All too soon, his lips stopped against my neck and his hand slid from my stomach to my hip where he lightly squeezed there. A low growl rumbled from his chest and I felt my body being flipped onto my back so fast that I almost got whiplash.
Andrei was on top of me before I knew it, bracing himself up by his hands as he hovered above me. His eyes glowed a swirling shade of blue and silver as he stared down at me.
"I can't stop myself, Jade." His voice quivered with the primal need that was burning through his body as well as mine. The natural need to mate was pulling us together by a unseen force. The chemistry between our bodies called to one another. "Just let me taste you, let me tame the beast just a little bit." There was a pleading to his voice.
If Andrei hadn't lied to me then he hasn't had sex in three years. That was a long time for anyone to go without sex. For a full-blooded male werewolf that was an insanely long time. It had been a little over two years since I've had sex or been touched and my primal side was basically clawing for that kind of affection.
This was wrong. I shouldn't be thinking these things and feeling these things for him anymore. He had done me wrong and I wasn't the type to believe in second chances. I didn't ask for anyone to give me a second chance and wasn't about to give any out to people.
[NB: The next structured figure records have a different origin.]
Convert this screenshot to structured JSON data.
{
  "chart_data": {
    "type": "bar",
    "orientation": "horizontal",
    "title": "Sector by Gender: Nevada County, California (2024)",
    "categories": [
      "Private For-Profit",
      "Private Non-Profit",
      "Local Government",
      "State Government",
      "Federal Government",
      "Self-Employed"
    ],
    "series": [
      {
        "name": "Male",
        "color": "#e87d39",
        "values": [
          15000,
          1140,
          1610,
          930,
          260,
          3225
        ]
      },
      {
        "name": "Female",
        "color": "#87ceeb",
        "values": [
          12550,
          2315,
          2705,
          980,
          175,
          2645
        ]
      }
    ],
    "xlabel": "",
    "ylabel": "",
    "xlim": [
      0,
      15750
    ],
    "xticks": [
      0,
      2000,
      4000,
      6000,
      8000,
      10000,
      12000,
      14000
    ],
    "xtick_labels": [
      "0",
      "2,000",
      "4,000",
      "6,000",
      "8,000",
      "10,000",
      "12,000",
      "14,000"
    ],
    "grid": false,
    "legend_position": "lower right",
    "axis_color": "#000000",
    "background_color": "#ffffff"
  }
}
I wanted Andrei. I wanted him in a sense of how we were. I wanted what we had, but a fine boundary had been broken. Maybe one day I could forgive him, maybe we could rekindle a part of that connection we once had but I didn't want him to think he could just walk over me. Jade Soto was no one's bitch, no one's doormat.
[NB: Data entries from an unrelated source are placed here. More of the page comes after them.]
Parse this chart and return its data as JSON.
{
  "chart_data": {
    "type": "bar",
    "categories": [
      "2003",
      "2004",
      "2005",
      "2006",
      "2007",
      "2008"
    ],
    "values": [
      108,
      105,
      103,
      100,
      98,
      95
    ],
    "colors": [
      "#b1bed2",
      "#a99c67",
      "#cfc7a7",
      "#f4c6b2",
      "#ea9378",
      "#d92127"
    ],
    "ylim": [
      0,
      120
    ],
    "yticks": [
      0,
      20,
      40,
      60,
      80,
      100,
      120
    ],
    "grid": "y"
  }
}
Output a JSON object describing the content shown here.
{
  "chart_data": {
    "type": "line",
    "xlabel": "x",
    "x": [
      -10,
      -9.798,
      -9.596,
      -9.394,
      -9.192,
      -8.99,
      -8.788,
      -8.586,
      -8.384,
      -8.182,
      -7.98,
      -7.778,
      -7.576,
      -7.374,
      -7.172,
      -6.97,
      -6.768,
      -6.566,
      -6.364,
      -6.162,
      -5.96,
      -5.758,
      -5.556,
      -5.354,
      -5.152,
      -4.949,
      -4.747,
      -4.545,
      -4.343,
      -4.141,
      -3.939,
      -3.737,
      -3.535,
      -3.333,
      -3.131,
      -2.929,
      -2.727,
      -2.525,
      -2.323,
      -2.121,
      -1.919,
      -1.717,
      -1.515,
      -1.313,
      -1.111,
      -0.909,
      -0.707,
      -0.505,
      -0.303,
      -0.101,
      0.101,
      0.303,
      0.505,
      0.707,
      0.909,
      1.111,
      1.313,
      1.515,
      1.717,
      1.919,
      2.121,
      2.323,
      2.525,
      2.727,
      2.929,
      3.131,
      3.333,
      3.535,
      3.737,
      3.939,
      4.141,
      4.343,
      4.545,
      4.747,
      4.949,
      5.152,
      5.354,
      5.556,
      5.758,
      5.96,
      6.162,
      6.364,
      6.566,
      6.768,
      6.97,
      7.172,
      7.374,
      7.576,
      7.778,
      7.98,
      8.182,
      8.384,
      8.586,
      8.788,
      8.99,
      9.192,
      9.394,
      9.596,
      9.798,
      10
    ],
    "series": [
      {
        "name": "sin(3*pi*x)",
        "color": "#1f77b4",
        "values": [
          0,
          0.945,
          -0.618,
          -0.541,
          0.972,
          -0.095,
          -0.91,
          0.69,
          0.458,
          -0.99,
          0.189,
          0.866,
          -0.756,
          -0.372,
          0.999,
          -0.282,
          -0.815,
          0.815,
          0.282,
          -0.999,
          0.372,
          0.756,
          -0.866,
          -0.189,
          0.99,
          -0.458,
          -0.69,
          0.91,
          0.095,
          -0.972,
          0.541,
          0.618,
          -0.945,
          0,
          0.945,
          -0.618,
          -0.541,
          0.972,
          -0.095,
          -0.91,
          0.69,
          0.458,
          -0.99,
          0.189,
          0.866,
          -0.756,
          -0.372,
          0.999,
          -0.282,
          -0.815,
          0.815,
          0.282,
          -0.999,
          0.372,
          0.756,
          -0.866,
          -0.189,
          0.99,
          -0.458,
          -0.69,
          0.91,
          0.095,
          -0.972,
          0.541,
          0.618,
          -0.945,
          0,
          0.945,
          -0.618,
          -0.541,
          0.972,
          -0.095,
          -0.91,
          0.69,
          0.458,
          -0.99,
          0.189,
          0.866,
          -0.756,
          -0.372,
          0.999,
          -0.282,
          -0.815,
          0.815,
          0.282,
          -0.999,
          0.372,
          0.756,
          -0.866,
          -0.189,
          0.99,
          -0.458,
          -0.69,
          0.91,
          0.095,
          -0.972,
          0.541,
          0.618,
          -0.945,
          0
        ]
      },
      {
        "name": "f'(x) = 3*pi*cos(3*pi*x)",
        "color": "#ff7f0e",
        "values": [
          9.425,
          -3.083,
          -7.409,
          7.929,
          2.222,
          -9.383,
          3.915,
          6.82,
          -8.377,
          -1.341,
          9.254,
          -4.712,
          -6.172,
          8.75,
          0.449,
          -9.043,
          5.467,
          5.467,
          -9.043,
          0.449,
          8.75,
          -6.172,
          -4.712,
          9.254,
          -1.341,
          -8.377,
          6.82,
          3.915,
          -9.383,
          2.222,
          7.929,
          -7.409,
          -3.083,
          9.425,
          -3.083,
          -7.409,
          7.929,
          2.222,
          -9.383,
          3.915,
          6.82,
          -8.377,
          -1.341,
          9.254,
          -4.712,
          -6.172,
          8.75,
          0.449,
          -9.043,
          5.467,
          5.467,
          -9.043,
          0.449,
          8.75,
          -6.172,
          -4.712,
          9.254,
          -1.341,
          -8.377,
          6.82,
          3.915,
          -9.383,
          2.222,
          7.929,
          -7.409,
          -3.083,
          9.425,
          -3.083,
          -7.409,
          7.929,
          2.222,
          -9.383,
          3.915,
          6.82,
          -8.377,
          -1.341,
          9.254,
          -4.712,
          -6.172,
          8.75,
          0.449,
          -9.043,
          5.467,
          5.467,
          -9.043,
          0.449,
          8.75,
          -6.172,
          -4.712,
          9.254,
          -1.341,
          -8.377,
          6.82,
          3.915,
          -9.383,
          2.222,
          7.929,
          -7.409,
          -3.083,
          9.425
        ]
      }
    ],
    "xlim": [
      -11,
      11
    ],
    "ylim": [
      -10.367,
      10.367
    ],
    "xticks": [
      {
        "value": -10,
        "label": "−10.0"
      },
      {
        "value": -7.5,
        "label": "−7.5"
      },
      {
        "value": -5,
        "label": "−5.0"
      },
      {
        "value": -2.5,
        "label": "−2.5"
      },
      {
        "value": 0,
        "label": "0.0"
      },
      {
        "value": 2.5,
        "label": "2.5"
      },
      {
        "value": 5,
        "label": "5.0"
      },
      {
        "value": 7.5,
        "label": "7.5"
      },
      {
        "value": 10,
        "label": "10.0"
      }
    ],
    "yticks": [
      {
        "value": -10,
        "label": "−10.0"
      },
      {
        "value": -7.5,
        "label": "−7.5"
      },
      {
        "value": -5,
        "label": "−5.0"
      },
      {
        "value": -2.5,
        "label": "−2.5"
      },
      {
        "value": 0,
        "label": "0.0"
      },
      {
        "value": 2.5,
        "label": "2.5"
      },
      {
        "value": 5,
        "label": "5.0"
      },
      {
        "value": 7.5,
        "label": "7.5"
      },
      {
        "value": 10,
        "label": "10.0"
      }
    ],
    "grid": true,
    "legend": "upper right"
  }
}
Andrei had hurt me. Despite that, I couldn't bring myself to hate him because if you loved someone it was forever. At least that's what I believed in.
"I can't let you break me again. " My voice was faint as I recalled that night. I loved. F.uck, I still loved him, but I couldn't let him f.uck me up like that again.
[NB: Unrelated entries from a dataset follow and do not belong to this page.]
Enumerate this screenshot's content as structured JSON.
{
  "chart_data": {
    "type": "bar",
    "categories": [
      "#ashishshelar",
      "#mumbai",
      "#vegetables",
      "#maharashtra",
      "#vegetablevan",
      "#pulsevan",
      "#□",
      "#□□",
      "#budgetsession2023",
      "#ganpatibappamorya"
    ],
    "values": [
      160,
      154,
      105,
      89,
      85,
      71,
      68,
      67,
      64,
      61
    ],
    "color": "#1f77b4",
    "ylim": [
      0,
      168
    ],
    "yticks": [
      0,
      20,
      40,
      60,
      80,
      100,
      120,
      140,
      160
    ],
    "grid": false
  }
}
"Not without breaking myself and believe me I don't want to go through that ever again. Forgive me, please?" Andrei begged. My hands slowly slid up the bulging muscles of his arms then up to his shoulders then up more to finally cup his defined cheeks.
"I can forgive you, but I can't get close enough for you to hurt me again. I feel like if I try to go back to how things were it would be kind of like giving you an extra bullet to kill me all over again. I won't make that mistake and trust you again, but I can forgive you. I'll never forget though." My voice was quiet and I felt my throat constrict from the words I was speaking. It was true what they said: it was easier to forgive than to forget. He had been the best friend that I ever had, once upon a time.
Whether we were lovers or not, he was the best friend I ever had and when everything around me was uncertain he was the one constant thing in my life. He was the one thing I could count on. He had broken my trust and in one moment he destroyed everything we had. I could never trust him fully again, never truly forget what he did in that one moment, but I could forgive. I could forgive not for him, but for me. It was time I moved past this, it was time I accepted the past for what it was. We would never be what we once were and Andrei would have to live with that.
Hurt swam in his eyes in the moonlight and he slowly moved from above me to lay on his back. His face was upturned to the ceiling as he lay there silently. I turned my back to him and tried to get some sleep that I knew I wouldn't be able to find.